Protecting your flock

By Ivan Roberts

Keep these tips and ideas in mind when selecting a safe vehicle for church use.

The church bus. Not many things are more evocative of the role a church plays in the life of its community and its members, as the church bus shuttles them to and fro.

The S2 chassis — shown here as a finished coach — is a popular choice among church customers. (Photo courtesy of Freightliner Custom Chassis)
The S2 chassis — shown here as a finished coach — is a popular choice among church customers.
(Photo courtesy of Freightliner Custom Chassis)

When you think about it, though, this raises an important question: What message are you communicating with your selection of church transportation? After all, few things are more visible and high-profile — outside of your facility itself — than your official mode of transportation.

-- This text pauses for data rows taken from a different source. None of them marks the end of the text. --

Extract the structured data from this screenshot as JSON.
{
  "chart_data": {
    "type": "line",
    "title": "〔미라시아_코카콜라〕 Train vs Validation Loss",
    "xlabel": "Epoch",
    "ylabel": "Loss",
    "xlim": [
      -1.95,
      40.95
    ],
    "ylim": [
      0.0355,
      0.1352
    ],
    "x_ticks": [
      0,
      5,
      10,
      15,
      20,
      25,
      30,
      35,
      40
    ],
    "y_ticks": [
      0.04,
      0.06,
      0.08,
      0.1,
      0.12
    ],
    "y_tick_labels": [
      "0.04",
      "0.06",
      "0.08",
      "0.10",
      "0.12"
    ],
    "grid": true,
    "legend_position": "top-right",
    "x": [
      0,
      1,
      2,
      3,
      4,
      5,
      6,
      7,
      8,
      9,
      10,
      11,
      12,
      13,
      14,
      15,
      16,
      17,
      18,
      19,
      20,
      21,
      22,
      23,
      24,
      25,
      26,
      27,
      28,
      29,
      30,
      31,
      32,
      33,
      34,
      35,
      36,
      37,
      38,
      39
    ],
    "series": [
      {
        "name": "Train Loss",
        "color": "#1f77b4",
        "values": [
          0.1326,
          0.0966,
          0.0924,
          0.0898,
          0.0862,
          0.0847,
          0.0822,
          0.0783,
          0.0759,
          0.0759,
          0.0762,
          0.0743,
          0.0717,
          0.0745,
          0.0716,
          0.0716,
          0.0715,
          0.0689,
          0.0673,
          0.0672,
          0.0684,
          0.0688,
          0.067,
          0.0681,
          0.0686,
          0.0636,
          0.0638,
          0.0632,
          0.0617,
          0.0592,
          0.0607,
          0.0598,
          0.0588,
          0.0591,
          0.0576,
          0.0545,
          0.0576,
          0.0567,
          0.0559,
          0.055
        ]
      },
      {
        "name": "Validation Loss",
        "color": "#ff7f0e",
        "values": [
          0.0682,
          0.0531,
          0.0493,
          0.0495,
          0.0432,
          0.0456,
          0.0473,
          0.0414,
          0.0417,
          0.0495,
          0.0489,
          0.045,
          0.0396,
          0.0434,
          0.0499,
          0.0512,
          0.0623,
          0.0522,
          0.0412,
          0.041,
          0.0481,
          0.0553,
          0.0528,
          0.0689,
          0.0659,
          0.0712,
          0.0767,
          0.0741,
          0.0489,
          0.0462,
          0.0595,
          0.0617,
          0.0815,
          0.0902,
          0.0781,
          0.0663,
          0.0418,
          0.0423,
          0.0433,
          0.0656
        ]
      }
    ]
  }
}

Indeed, there might be many people in your community who know your church by its vehicle alone.

And, while the reconditioned or repainted old school bus can help provide a nice dose of levity and goodwill as it’s out and about, it’s important to ask yourself about the broader perception you’re conveying to those who see that bus and — just as important — to those who ride on it.

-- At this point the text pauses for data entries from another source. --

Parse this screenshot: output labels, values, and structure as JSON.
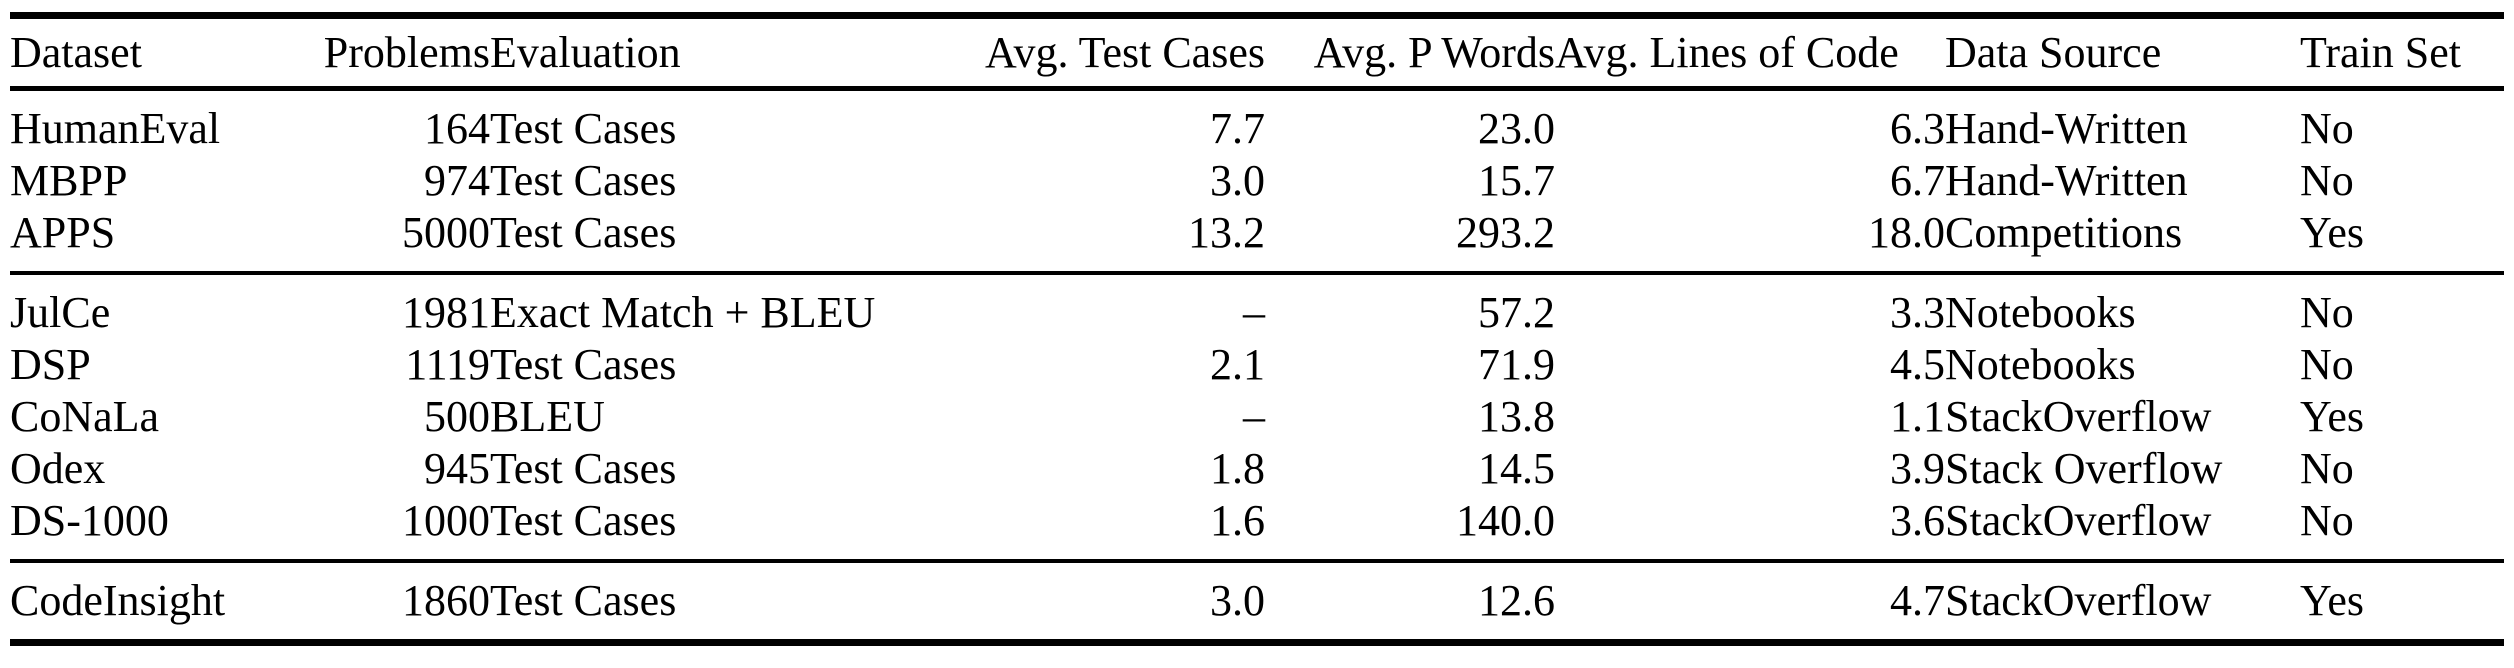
{
  "colors": {
    "background": "#ffffff",
    "text": "#000000",
    "rules": "#000000"
  },
  "table": {
    "columns": [
      {
        "key": "dataset",
        "label": "Dataset"
      },
      {
        "key": "problems",
        "label": "Problems"
      },
      {
        "key": "evaluation",
        "label": "Evaluation"
      },
      {
        "key": "avg-test-cases",
        "label": "Avg. Test Cases"
      },
      {
        "key": "avg-p-words",
        "label": "Avg. P Words"
      },
      {
        "key": "avg-lines-of-code",
        "label": "Avg. Lines of Code"
      },
      {
        "key": "data-source",
        "label": "Data Source"
      },
      {
        "key": "train-set",
        "label": "Train Set"
      }
    ],
    "sections": [
      {
        "rows": [
          [
            "HumanEval",
            "164",
            "Test Cases",
            "7.7",
            "23.0",
            "6.3",
            "Hand-Written",
            "No"
          ],
          [
            "MBPP",
            "974",
            "Test Cases",
            "3.0",
            "15.7",
            "6.7",
            "Hand-Written",
            "No"
          ],
          [
            "APPS",
            "5000",
            "Test Cases",
            "13.2",
            "293.2",
            "18.0",
            "Competitions",
            "Yes"
          ]
        ]
      },
      {
        "rows": [
          [
            "JulCe",
            "1981",
            "Exact Match + BLEU",
            "–",
            "57.2",
            "3.3",
            "Notebooks",
            "No"
          ],
          [
            "DSP",
            "1119",
            "Test Cases",
            "2.1",
            "71.9",
            "4.5",
            "Notebooks",
            "No"
          ],
          [
            "CoNaLa",
            "500",
            "BLEU",
            "–",
            "13.8",
            "1.1",
            "StackOverflow",
            "Yes"
          ],
          [
            "Odex",
            "945",
            "Test Cases",
            "1.8",
            "14.5",
            "3.9",
            "Stack Overflow",
            "No"
          ],
          [
            "DS-1000",
            "1000",
            "Test Cases",
            "1.6",
            "140.0",
            "3.6",
            "StackOverflow",
            "No"
          ]
        ]
      },
      {
        "rows": [
          [
            "CodeInsight",
            "1860",
            "Test Cases",
            "3.0",
            "12.6",
            "4.7",
            "StackOverflow",
            "Yes"
          ]
        ]
      }
    ]
  }
}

Does it promote an image of sophistication? Modernity? Technological understanding? Safety?

That last question is, of course, the most vital. Any time you transport parishioners or others from the community aboard your official transportation (whether it’s shuttling church members to and from Sunday services or transporting children to and from church school), the most important goal is to do it as safely as possible.

A buyer’s checklist
With that in mind, here’s a handy checklist to keep in mind when selecting the safest vehicle for your church:

Reliability. It seems simple, but reliability is a crucial factor in determining a bus’s overall safety. How dependable will this bus be? Will it start every time and run reliably, trip after trip after trip, for tens (and hundreds) of thousands of miles? If it’s reliable, after all, there’s less worry about it breaking down or encountering issues while on the road or in transit.

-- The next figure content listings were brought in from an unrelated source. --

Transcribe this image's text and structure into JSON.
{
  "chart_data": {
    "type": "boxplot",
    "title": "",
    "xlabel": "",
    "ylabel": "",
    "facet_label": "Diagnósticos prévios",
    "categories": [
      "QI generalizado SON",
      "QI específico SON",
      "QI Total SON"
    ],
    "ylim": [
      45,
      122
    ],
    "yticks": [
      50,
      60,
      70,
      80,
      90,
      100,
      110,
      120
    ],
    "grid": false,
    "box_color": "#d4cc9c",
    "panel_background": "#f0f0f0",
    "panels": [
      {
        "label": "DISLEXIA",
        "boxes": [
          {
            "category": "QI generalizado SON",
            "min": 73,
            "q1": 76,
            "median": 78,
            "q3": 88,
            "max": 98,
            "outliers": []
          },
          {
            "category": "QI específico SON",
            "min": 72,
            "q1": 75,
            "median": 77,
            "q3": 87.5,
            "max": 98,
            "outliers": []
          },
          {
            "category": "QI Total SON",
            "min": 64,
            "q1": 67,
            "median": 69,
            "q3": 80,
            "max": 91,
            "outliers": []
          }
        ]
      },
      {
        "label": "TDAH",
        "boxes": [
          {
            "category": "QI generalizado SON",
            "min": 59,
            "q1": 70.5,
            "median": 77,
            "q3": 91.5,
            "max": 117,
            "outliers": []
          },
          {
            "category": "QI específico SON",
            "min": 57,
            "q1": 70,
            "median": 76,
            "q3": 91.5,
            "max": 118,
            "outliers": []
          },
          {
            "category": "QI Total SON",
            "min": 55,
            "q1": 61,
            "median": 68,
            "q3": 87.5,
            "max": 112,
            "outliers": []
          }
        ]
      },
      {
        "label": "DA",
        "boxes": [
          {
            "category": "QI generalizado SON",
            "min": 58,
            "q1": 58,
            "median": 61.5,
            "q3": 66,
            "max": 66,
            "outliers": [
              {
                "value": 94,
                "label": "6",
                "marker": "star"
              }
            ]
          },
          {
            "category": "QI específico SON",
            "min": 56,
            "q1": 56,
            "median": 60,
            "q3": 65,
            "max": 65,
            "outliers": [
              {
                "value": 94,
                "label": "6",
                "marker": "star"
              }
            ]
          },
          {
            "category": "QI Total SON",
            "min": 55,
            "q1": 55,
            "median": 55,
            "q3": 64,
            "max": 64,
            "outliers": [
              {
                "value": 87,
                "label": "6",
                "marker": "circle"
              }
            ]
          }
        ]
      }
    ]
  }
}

Component quality. Reliability, in turn, is driven in large part by the relative quality of the parts and components a manufacturer uses in building a vehicle. Higher-quality parts and components create a higher-quality vehicle. A higher-quality vehicle is often — but not always — more reliable, safer, and built to last longer.

Driver setup and ergonomics. Features as simple as the windshield and hood of a bus can have an outsize impact on overall safety. A more sloped hood and taller windshield, for example, can greatly increase driver visibility of the road in front of and around the bus. Additionally, the cab’s ergonomics play a role in keeping a driver focused on the road and, as a result, keeping passengers safe. A dashboard focused on optimized ergonomics — making sure common buttons, features and functions are easily located and used — keeps the driver’s hands on the wheel and eyes on the road.

Vehicle maneuverability. A more maneuverable vehicle (one with a greater turning radius, for example) offers several safety benefits. A greater turning radius means fewer points in a turn, which afford fewer opportunities to back up and / or navigate blind spots. And, a more maneuverable vehicle makes it easier for drivers to negotiate tight turns in cramped spaces, keeping vehicle and passengers safe in what could otherwise be stressful driving situations.

Of course, this checklist will bear slight differences or additions based on the specific goals for the bus you’re buying. A church seeking a bus to transport elderly members might value mobility and accessibility more than one intended to carry children, for example.

Even so, these key items listed should be at the top of every checklist to ensure you end up with the safest vehicle possible.

After all, your members — and your church as a whole — are riding on it.

Ivan Roberts is Sales Manager, Commercial Bus for Freightliner Custom Chassis. He has more than 15 years of experience in product testing, quality assurance, engineering and sales — all with the company — and has worked with a multitude of churches and religious organizations to develop and deliver custom vehicle solutions.